From votes on the subject I would say Wikipedia opinion is about evenly divided, thus the style guide which permits both usages.
Fred
On Jun 20, 2005, at 10:53 AM, Fastfission wrote:
By the way, on this question in specific: I can't search the full Web of Knowledge, apparently (I'm only getting the Web of Science), but it seems in the results I am getting (and logically speaking) that "BC" can stand for a lot of things besides a date usage, whereas BCE seems to be primarily only used in designating eras. Additionally I'm having a hard time telling if searches for "BC" don't also bring up articles which use "BCE" as well.

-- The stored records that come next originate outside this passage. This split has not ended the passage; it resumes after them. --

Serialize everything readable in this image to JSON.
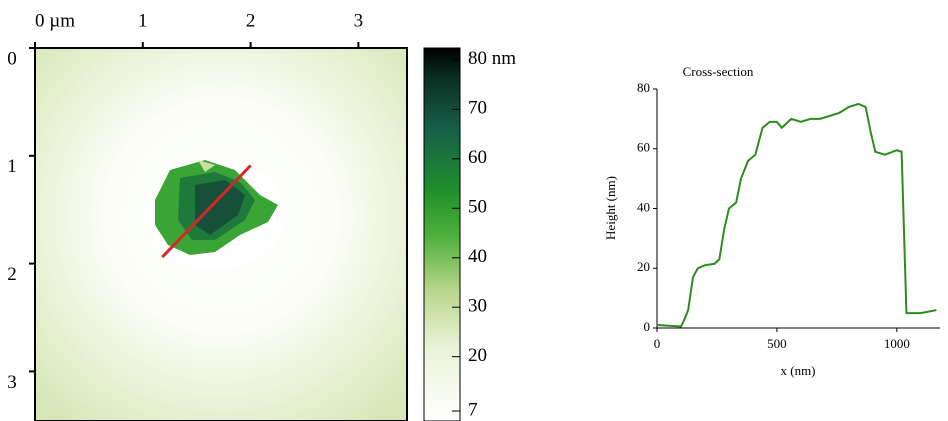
{
  "chart_data": [
    {
      "type": "image",
      "xlim": [
        0,
        3.45
      ],
      "ylim": [
        0,
        3.45
      ],
      "xticks": [
        {
          "value": 0,
          "label": "0 µm"
        },
        1,
        2,
        3
      ],
      "yticks": [
        0,
        1,
        2,
        3
      ],
      "profile_line": {
        "x": [
          1.18,
          2.0
        ],
        "y": [
          1.94,
          1.09
        ],
        "color": "#d62728"
      },
      "colorbar": {
        "clim": [
          7,
          82.4
        ],
        "ticks": [
          {
            "value": 80,
            "label": "80 nm"
          },
          70,
          60,
          50,
          40,
          30,
          20,
          7
        ]
      }
    },
    {
      "type": "line",
      "title": "Cross-section",
      "xlabel": "x (nm)",
      "ylabel": "Height (nm)",
      "xlim": [
        0,
        1180
      ],
      "ylim": [
        0,
        80
      ],
      "xticks": [
        0,
        500,
        1000
      ],
      "yticks": [
        0,
        20,
        40,
        60,
        80
      ],
      "series": [
        {
          "color": "#2e8b1e",
          "x": [
            0,
            100,
            115,
            130,
            150,
            170,
            200,
            240,
            260,
            280,
            300,
            330,
            350,
            380,
            410,
            440,
            470,
            500,
            520,
            560,
            600,
            640,
            680,
            720,
            760,
            800,
            840,
            870,
            890,
            910,
            950,
            1000,
            1020,
            1040,
            1100,
            1165
          ],
          "values": [
            1,
            0.5,
            3,
            6,
            17,
            20,
            21,
            21.5,
            23,
            33,
            40,
            42,
            50,
            56,
            58,
            67,
            69,
            69,
            67,
            70,
            69,
            70,
            70,
            71,
            72,
            74,
            75,
            74,
            66,
            59,
            58,
            59.5,
            59,
            5,
            5,
            6
          ]
        }
      ]
    }
  ]
}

Which indicates only that if one were to use a quantitative search for these sorts of things (differentiating between one usage and another), one has to make sure we understand how the engines in particular function, as well as thinking about the queries in question (I've had people give #s for Google Scholar searches which simply wouldn't give the information they were trying to get, just because they weren't thought out that well). There's also the bigger question about whether quantity matters more than quality, but that's even harder to parse out.
(In any event, I don't care either way. I don't think there needs to be a universal policy on this; I think it should fall under the English/American spellings clause. But alas..)
FF
On 6/20/05, geni geniice@gmail.com wrote:
So why does web of knowledge throw up far more results for BC than BCE?